4GB memory budget with stage-wise release. The pipeline generates → stores → frees at each stage: extraction results are freed after graph build, embeddings are streamed in batches and freed after DB write, and the full graph is released after persistence. GC triggers proactively at 75% threshold.

### 100% Local

No cloud services, no API keys, no telemetry. SQLite + FAISS for storage, sentence-transformers for embeddings.
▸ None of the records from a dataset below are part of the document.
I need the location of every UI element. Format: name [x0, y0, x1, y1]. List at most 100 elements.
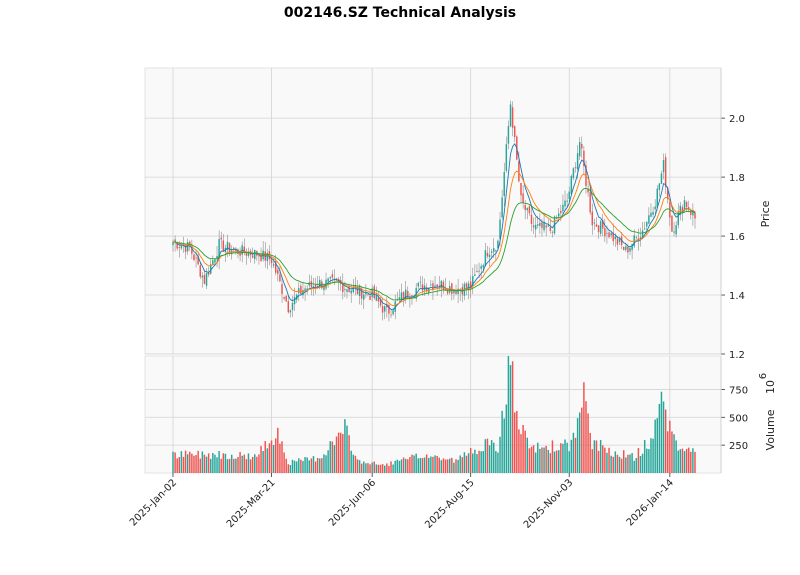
- volume-bar: [421, 457, 424, 473]
- candle-body: [476, 271, 478, 272]
- volume-bar: [384, 465, 386, 473]
- candle-body: [451, 283, 453, 294]
- candle-body: [207, 272, 210, 275]
- volume-bar: [616, 454, 619, 473]
- candle-body: [528, 206, 531, 214]
- volume-bar: [218, 451, 220, 473]
- volume-bar: [316, 458, 319, 473]
- volume-bar: [444, 459, 447, 473]
- volume-bar: [306, 457, 308, 473]
- candle-body: [509, 104, 512, 127]
- candle-body: [457, 288, 459, 295]
- volume-bar: [274, 438, 277, 473]
- candle-body: [658, 183, 661, 190]
- candle-body: [641, 230, 644, 238]
- candle-body: [323, 286, 325, 291]
- candle-body: [333, 278, 336, 280]
- volume-bar: [197, 450, 199, 473]
- candle-body: [639, 237, 642, 240]
- volume-bar: [583, 382, 585, 473]
- candle-body: [664, 157, 667, 187]
- candle-body: [214, 259, 216, 263]
- candle-body: [258, 255, 260, 257]
- ma-medium-line: [172, 170, 696, 307]
- volume-bar: [465, 455, 468, 473]
- volume-bar: [402, 457, 405, 473]
- volume-bar: [367, 463, 369, 473]
- candle-body: [507, 126, 510, 144]
- volume-bar: [503, 418, 505, 473]
- volume-bar: [493, 442, 495, 473]
- candle-body: [599, 221, 602, 234]
- volume-bar: [488, 445, 491, 473]
- volume-bar: [207, 453, 210, 473]
- candle-body: [277, 270, 279, 274]
- volume-bar: [432, 456, 434, 473]
- candle-body: [421, 284, 424, 291]
- candle-body: [574, 167, 577, 169]
- candle-body: [608, 232, 610, 238]
- volume-bar: [245, 459, 248, 473]
- volume-bar: [199, 458, 201, 473]
- volume-bar: [692, 448, 694, 473]
- volume-bar: [463, 452, 466, 473]
- candle-body: [404, 289, 407, 300]
- candle-body: [572, 168, 575, 179]
- volume-panel: [144, 355, 722, 474]
- volume-bar: [186, 454, 189, 473]
- candle-body: [388, 304, 390, 314]
- volume-bar: [191, 453, 193, 473]
- volume-bar: [430, 456, 432, 473]
- ma-long-line: [172, 187, 696, 301]
- volume-bar: [660, 391, 663, 473]
- volume-bar: [279, 443, 281, 473]
- candle-body: [212, 260, 214, 265]
- candle-body: [495, 249, 497, 251]
- volume-bar: [205, 456, 208, 473]
- candle-body: [434, 285, 436, 287]
- volume-bar: [369, 464, 371, 473]
- candle-body: [329, 277, 331, 279]
- volume-bar: [270, 440, 273, 473]
- candle-body: [379, 298, 382, 306]
- candle-body: [360, 288, 363, 299]
- candle-body: [184, 245, 187, 252]
- candle-body: [652, 211, 654, 215]
- candle-body: [373, 286, 375, 299]
- time-tick-label: 2025-Aug-15: [423, 477, 477, 531]
- volume-bar: [574, 437, 577, 473]
- candle-body: [300, 285, 302, 294]
- candle-body: [518, 161, 520, 182]
- volume-bar: [373, 461, 375, 473]
- volume-bar: [673, 434, 675, 473]
- volume-bar: [451, 457, 453, 473]
- price-tick-label: 1.2: [729, 350, 745, 361]
- candle-body: [562, 204, 564, 212]
- candle-body: [534, 224, 537, 230]
- candle-body: [560, 210, 562, 214]
- volume-bar: [658, 403, 661, 473]
- volume-bar: [687, 447, 690, 473]
- candle-body: [589, 192, 591, 213]
- candle-body: [493, 248, 495, 252]
- candle-body: [287, 301, 290, 313]
- candle-body: [274, 261, 277, 273]
- price-tick-label: 2.0: [729, 114, 745, 125]
- volume-bar: [650, 438, 652, 473]
- volume-bar: [239, 451, 241, 473]
- volume-bar: [484, 439, 487, 473]
- candle-body: [541, 222, 543, 229]
- volume-bar: [304, 457, 306, 473]
- volume-bar: [622, 450, 625, 473]
- volume-bar: [178, 457, 181, 473]
- volume-bar: [656, 418, 658, 473]
- volume-bar: [568, 451, 570, 473]
- volume-bar: [671, 431, 673, 473]
- volume-bar: [522, 424, 524, 473]
- volume-bar: [291, 459, 294, 473]
- candle-body: [201, 275, 204, 278]
- volume-bar: [425, 454, 428, 473]
- candle-body: [482, 265, 484, 268]
- candle-body: [216, 255, 218, 259]
- candle-body: [344, 288, 346, 290]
All data stays on your machine.

---

## Hybrid Search with Subgraph Response

Every query returns seed nodes and a subgraph showing how they connect:

**Search Pipeline**

| Signal | What it finds |
|--------|---------------|
| **Vector Search** | Semantically similar code and documents (dual-model: code + text) |
| **Keyword Search** | Exact name matches via FTS5 (BM25) |

Results are fused via Weighted Reciprocal Rank Fusion (RRF), then connected through MST-based shortest paths to reveal how seed nodes relate.

**Response Format**
```
seeds:
codeloom/core/pipeline.py:71
codeloom/query/embeddings.py:70

edges:
codeloom/core/pipeline.py:71 -calls-> codeloom/core/extract.py:747
codeloom/core/pipeline.py:0 -co_change-> codeloom/query/embeddings.py:0
```

- `seeds`: Node IDs (file:line) found by search
- `edges`: Subgraph connecting seeds through shortest paths (intermediate nodes appear in edges)

## CLI Reference

All commands output compact text by default (designed for AI agent consumption).

| Command | Description |
|---------|-------------|
| `build <dir>` | Build code graph (`--incremental`) |
| `search <query>` | Hybrid vector + keyword search with subgraph (`--top-k`, `--fast`) |
| `search-vector <query>` | Vector similarity only (code + text dual model) |
| `search-keyword <query>` | FTS5 keyword matching only (BM25 ranking) |
| `query` | Interactive search REPL |
| `communities` | List and search communities (`--search`, `--level`) |
| `stats` | Graph statistics |
| `node <id>` | Node details with fuzzy matching |
| `export` | Export as JSON, GraphML, or D3.js |
| `visualize` | Interactive HTML visualization |
| `clean` | Remove .codeloom/ database |
| `doctor` | Check installation health |
| `mcp` | Start MCP server (stdio) |
| `claude install\|uninstall` | Manage Claude Code integration |
| `codex install\|uninstall` | Manage Codex CLI integration |
| `gemini install\|uninstall` | Manage Gemini CLI integration |
| `cursor install\|uninstall` | Manage Cursor IDE integration |
| `windsurf install\|uninstall` | Manage Windsurf IDE integration |
| `cline install\|uninstall` | Manage Cline integration |
| `aider install\|uninstall` | Manage Aider CLI integration |
| `opencode install\|uninstall` | Manage OpenCode integration |

## Performance

Benchmarks on codeloom's own codebase (~3,500 lines, 90 files, 1,300 nodes):

| Operation | Time |
|-----------|------|
| Full build | ~14s |
| Incremental (changes) | ~4s |
| Incremental (no changes) | ~0.4s |
| Cold search (dual model) | ~2.8s |
| Cold search (`--fast`) | ~0.2s |
| Warm search | ~0.08s |
| Cached search | <1ms |

- **Embedding models**: ~180MB, downloaded once to `~/.codeloom/models/`
- **Database**: ~2MB (SQLite + FTS5 + FAISS indices)
- **Incremental builds**: SHA-256 hashing, 95%+ faster than full rebuild

## Requirements

- Python 3.10+
- ~180MB disk for embedding models (cached on first use)

```bash
# Optional: PDF extraction
pip install codeloom[docs]
```

## Development

```bash
pip install -e ".[dev]"
pytest
ruff check codeloom/
```

## License

MIT License. See [LICENSE](LICENSE) for details.

## Contributing

Contributions are welcome! See [CONTRIBUTING.md](CONTRIBUTING.md) for guidelines.